Nathalie cried out. The woman turned toward the door and met her eyes. Save me, she mouthed, and not a sound came out.

A jolt passed through Nathalie’s body. She took a step back, almost tripping as she turned around. She dashed down the stairs and out of the building, making it home long before her parents did.

Papa knew. She couldn’t prove it, and she never asked, but something about the way he later inquired about her afternoon with Simone told her so.

She could see that episode at the asylum in her mind’s eye as if it were yesterday, not five years ago.

Nathalie trotted toward the tram stop, then broke into a run. Almost as soon as she got there, the steam tram arrived. She and a group of young boys squeezed on together, packing an already packed tram.

The tram chugged along, and almost right away she glimpsed the back door of the morgue where she’d parted ways with M. Gagnon.

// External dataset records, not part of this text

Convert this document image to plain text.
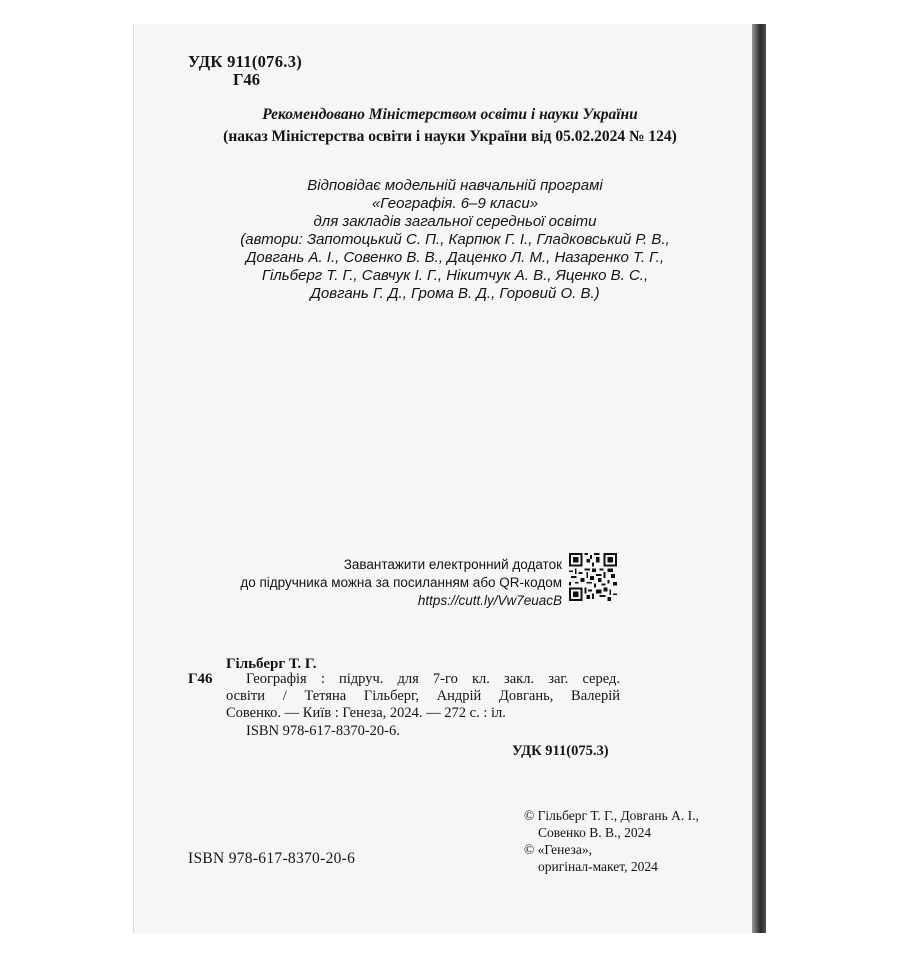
УДК 911(076.3)
Г46
Рекомендовано Міністерством освіти і науки України
(наказ Міністерства освіти і науки України від 05.02.2024 № 124)
Відповідає модельній навчальній програмі
«Географія. 6–9 класи»
для закладів загальної середньої освіти
(автори: Запотоцький С. П., Карпюк Г. І., Гладковський Р. В.,
Довгань А. І., Совенко В. В., Даценко Л. М., Назаренко Т. Г.,
Гільберг Т. Г., Савчук І. Г., Нікитчук А. В., Яценко В. С.,
Довгань Г. Д., Грома В. Д., Горовий О. В.)
Завантажити електронний додаток
до підручника можна за посиланням або QR-кодом
https://cutt.ly/Vw7euacB
Гільберг Т. Г.
Г46 Географія : підруч. для 7-го кл. закл. заг. серед.
освіти / Тетяна Гільберг, Андрій Довгань, Валерій
Совенко. — Київ : Генеза, 2024. — 272 с. : іл.
ISBN 978-617-8370-20-6.
УДК 911(075.3)
© Гільберг Т. Г., Довгань А. І.,
Совенко В. В., 2024
© «Генеза»,
оригінал-макет, 2024
ISBN 978-617-8370-20-6
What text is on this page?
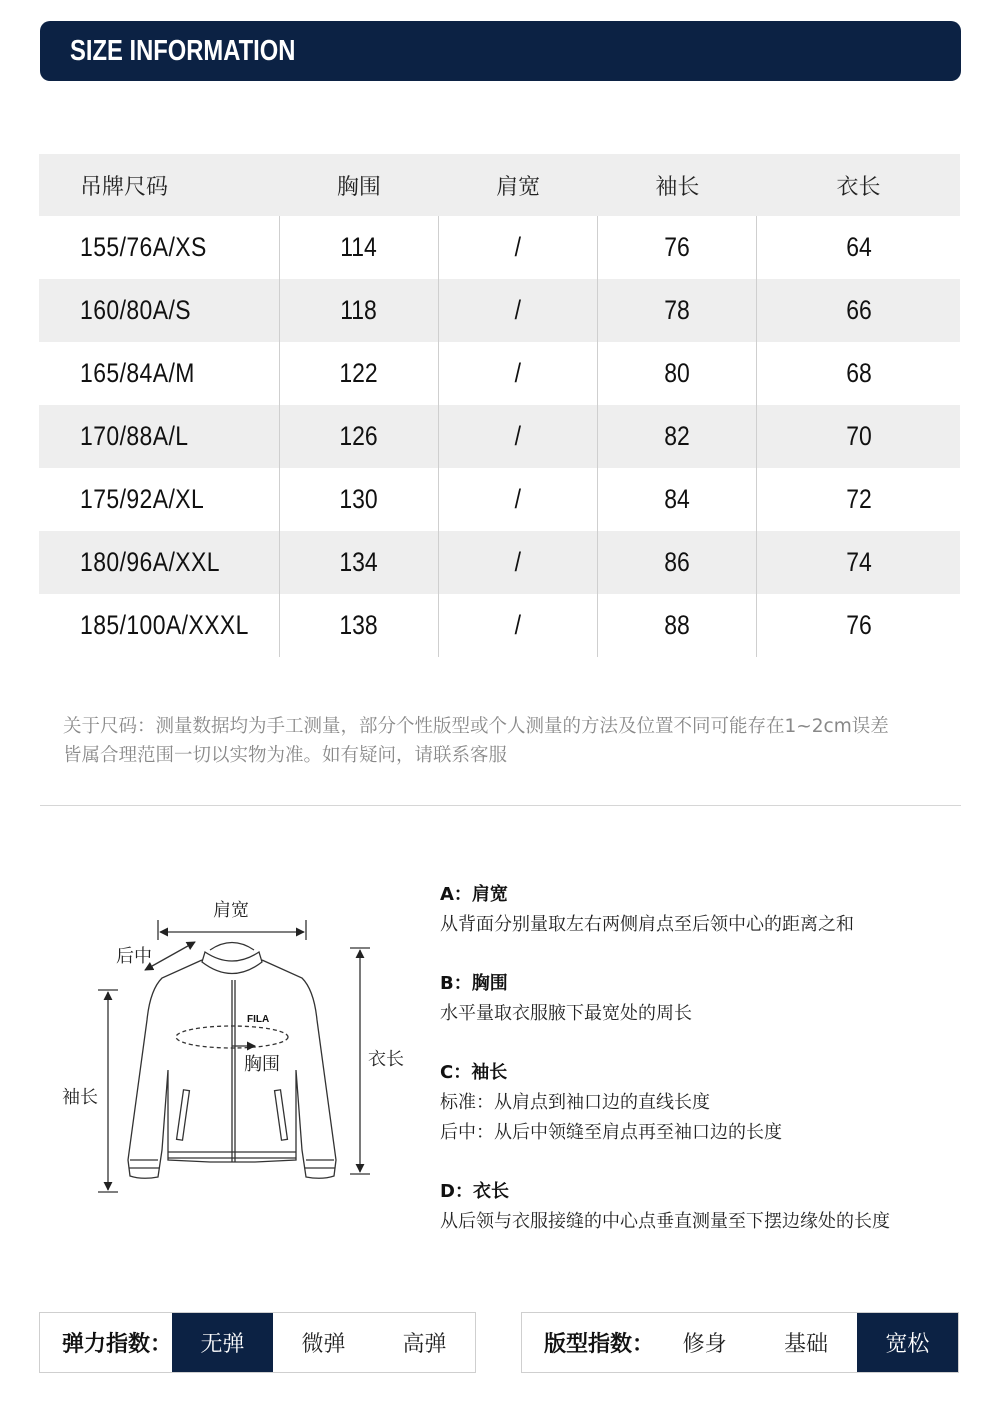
SIZE INFORMATION
吊牌尺码	胸围	肩宽	袖长	衣长
155/76A/XS	114	/	76	64
160/80A/S	118	/	78	66
165/84A/M	122	/	80	68
170/88A/L	126	/	82	70
175/92A/XL	130	/	84	72
180/96A/XXL	134	/	86	74
185/100A/XXXL	138	/	88	76
关于尺码：测量数据均为手工测量，部分个性版型或个人测量的方法及位置不同可能存在1~2cm误差
皆属合理范围一切以实物为准。如有疑问，请联系客服
FILA
肩宽
后中
胸围
袖长
衣长
A：肩宽
从背面分别量取左右两侧肩点至后领中心的距离之和
B：胸围
水平量取衣服腋下最宽处的周长
C：袖长
标准：从肩点到袖口边的直线长度
后中：从后中领缝至肩点再至袖口边的长度
D：衣长
从后领与衣服接缝的中心点垂直测量至下摆边缘处的长度
弹力指数：	无弹	微弹	高弹	版型指数：	修身	基础	宽松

He was standing there now, holding the door open and shaking his head. Two men opened the rear of a carriage and pulled out a sheet-covered body on a stretcher.

The tram turned a corner, and a building slowly eclipsed her view of the morgue.

Her heart thumped so intensely she was afraid one of the boys pressed up against her back would feel it.

My God, Laurent. Already?

Then M. Gagnon ended their meeting abruptly.

A critical matter.

The concern in his voice when she left.

Be safe.

Now she understood. What else could it be?

Another victim.


Throughout the steam tram ride, as she caught elbows from the boys in breeches who surrounded her, Nathalie clutched her talisman for quelling nerves and instilling luck: a glass vial filled with dirt from Les Catacombes, the cavernous tomb beneath Paris.

In fact, it was forbidden dirt, because you weren’t supposed to remove any. But she had, that time Papa brought her to the Catacombs when she was eight. She took some, both because it was forbidden and because she figured there had to be at least a little bit of dead person in there (which would be almost like carrying around a ghost). Days later she showed it off to her schoolmates, all of whom admired her bravery. Long after anyone cared, however, she kept the tube close. It held a strange, sentimental value she couldn’t quite explain.